La ministre des Armées Florence Parly affirme que son ministère a consommé tous ses crédits en 2020. Elle a bénéficié en novembre d'une levée de gel budgétaire de 800 millions d'euros.Florence Parly est une ministre heureuse. Tout comme les exercices précédents, la ministre des Armées a pu consommer en 2020 l'intégralité de son budget prévu en loi de finances initiale (LFI). "Malgré les perturbations induites par la crise sanitaire, nous avons consommé les 37,5 milliards d'euros qui étaient prévus en loi de finances initiale pour 2020", a-t-elle affirmé mardi lors de son audition à l'Assemblée nationale. Elle a d'ailleurs également confié que son ministère avait "bénéficié de 800 millions d'euros de crédits dégelés en novembre" une "date qui n'avait jamais été aussi anticipée par rapport à la fin de l'année".
"Ces 800 millions d'euros étaient d'autant plus attendus qu'ils étaient destinés dès le départ à des industries, à des entreprises de défense qui dans le contexte que j'ai rappelé ont particulièrement besoin en ce moment du soutien de la commande publique", a-t-elle rappelé.

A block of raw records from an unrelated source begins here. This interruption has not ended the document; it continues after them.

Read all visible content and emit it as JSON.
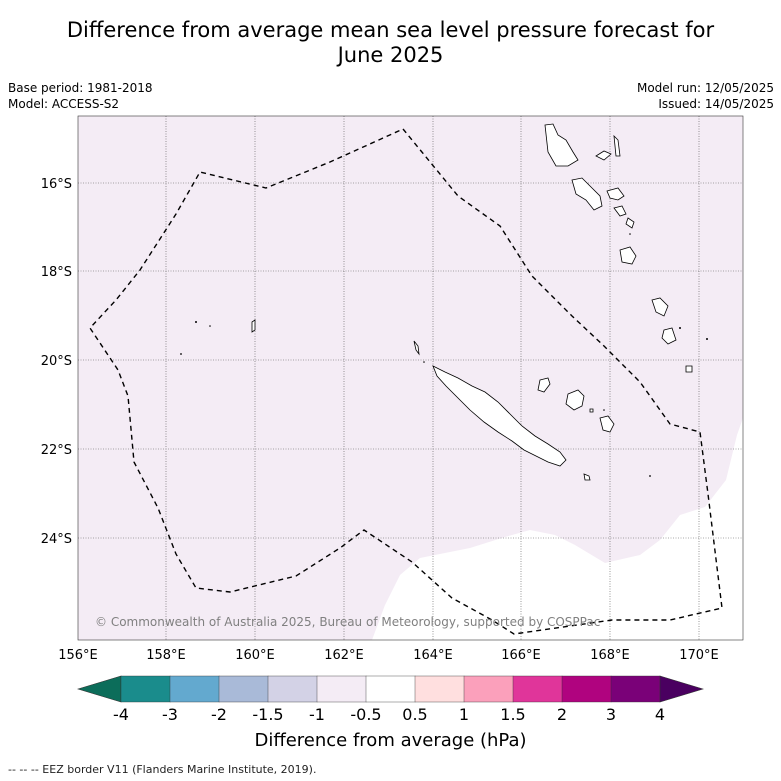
{
  "title_line1": "Difference from average mean sea level pressure forecast for",
  "title_line2": "June 2025",
  "meta_left": {
    "base_period": "Base period: 1981-2018",
    "model": "Model: ACCESS-S2"
  },
  "meta_right": {
    "model_run": "Model run: 12/05/2025",
    "issued": "Issued: 14/05/2025"
  },
  "lat_labels": [
    "16°S",
    "18°S",
    "20°S",
    "22°S",
    "24°S"
  ],
  "lon_labels": [
    "156°E",
    "158°E",
    "160°E",
    "162°E",
    "164°E",
    "166°E",
    "168°E",
    "170°E"
  ],
  "copyright": "© Commonwealth of Australia 2025, Bureau of Meteorology, supported by COSPPac",
  "colorbar": {
    "labels": [
      "-4",
      "-3",
      "-2",
      "-1.5",
      "-1",
      "-0.5",
      "0.5",
      "1",
      "1.5",
      "2",
      "3",
      "4"
    ],
    "colors": [
      "#1a8c8c",
      "#63a9cf",
      "#a9bad8",
      "#d3d2e6",
      "#f4ecf5",
      "#ffffff",
      "#ffdfdf",
      "#fba0bb",
      "#e0359a",
      "#b0037f",
      "#7a0178"
    ],
    "under_color": "#0c6d5a",
    "over_color": "#4a0060",
    "title": "Difference from average (hPa)"
  },
  "map_colors": {
    "anomaly_fill": "#f4ecf5",
    "neutral_fill": "#ffffff"
  },
  "footnote": "--  --  -- EEZ border V11 (Flanders Marine Institute, 2019)."
}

En revanche, le ministère des Armées a dû procéder en loi de finances rectificative à des annulations de crédits de l'ordre de 200 millions d'euros, dont 124 millions millions pour le programme 146 (Équipement), pour les réorienter vers le financement du solde des surcoûts des opérations extérieures (OPEX), qui n'avaient pas été provisionnés dans la LFI (1,2 milliard de provisions en 2020).
Actualisation de la loi de programmation militaire
En 2021, le ministère des Armées doit présenter une actualisation de la loi de programmation militaire (LPM), dont la mise en œuvre devra intervenir avant la fin de l'année 2021. Si pour les années 2019 à 2023 (année où le budget s'élève à 44 milliards d'euros) les ressources ont un caractère ferme, ce n'est pas le cas pour les crédits budgétaires 2024 et 2025 qui doivent faire l'objet d'arbitrages complémentaires en 2021. Ce processus doit prendre en compte la situation macroéconomique de la France à cette date ainsi que l'objectif de porter l'effort national de défense à 2 % du PIB en 2025. Cette actualisation doit notamment permettre de préciser l'évolution des effectifs pour les années 2024 et 2025 et également de vérifier la bonne adéquation entre les objectifs fixés dans la LPM, les réalisations et les moyens consacrés.